Haplochela trigonota

Scientific classification
- Kingdom: Animalia
- Phylum: Arthropoda
- Class: Insecta
- Order: Lepidoptera
- Family: Gelechiidae
- Genus: Haplochela
- Species: H. trigonota
- Binomial name: Haplochela trigonota (Walsingham, 1911)
- Synonyms: Psoricoptera trigonota Walsingham, 1911 ; Chelaria mundana Meyrick, 1914 ;

= Haplochela trigonota =

- Authority: (Walsingham, 1911)

Species of moth

Haplochela trigonota is a moth in the family Gelechiidae. It was described by Thomas de Grey in 1911. It is found in Mexico, Panama, Guyana and Brazil.

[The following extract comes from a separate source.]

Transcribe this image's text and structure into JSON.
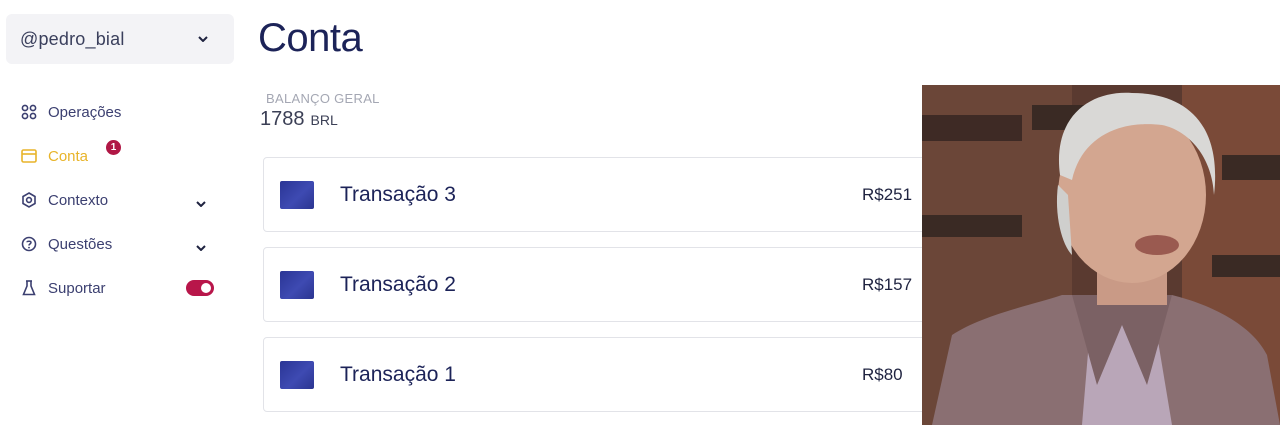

The wingspan is 16–21 mm. The fore-wings are shining, fawn-ochreous, mottled with darker and paler shades of umber-brown, with some fuscous scaling at the base. There is a conspicuous flap of scales at the start of the cell and a large triangular patch on the middle of the costa, consisting of two shades of umber-brown, with some dark fuscous, preceded and followed by small costal spots of the same colour. Below it, towards the dorsum near to the base, are a few raised scales of umber-brown. The outer third of the wing, except towards the costa, is much shaded with umber-brown, mottled, especially along the termen, with dark fuscous. The hind-wings are grayish brown.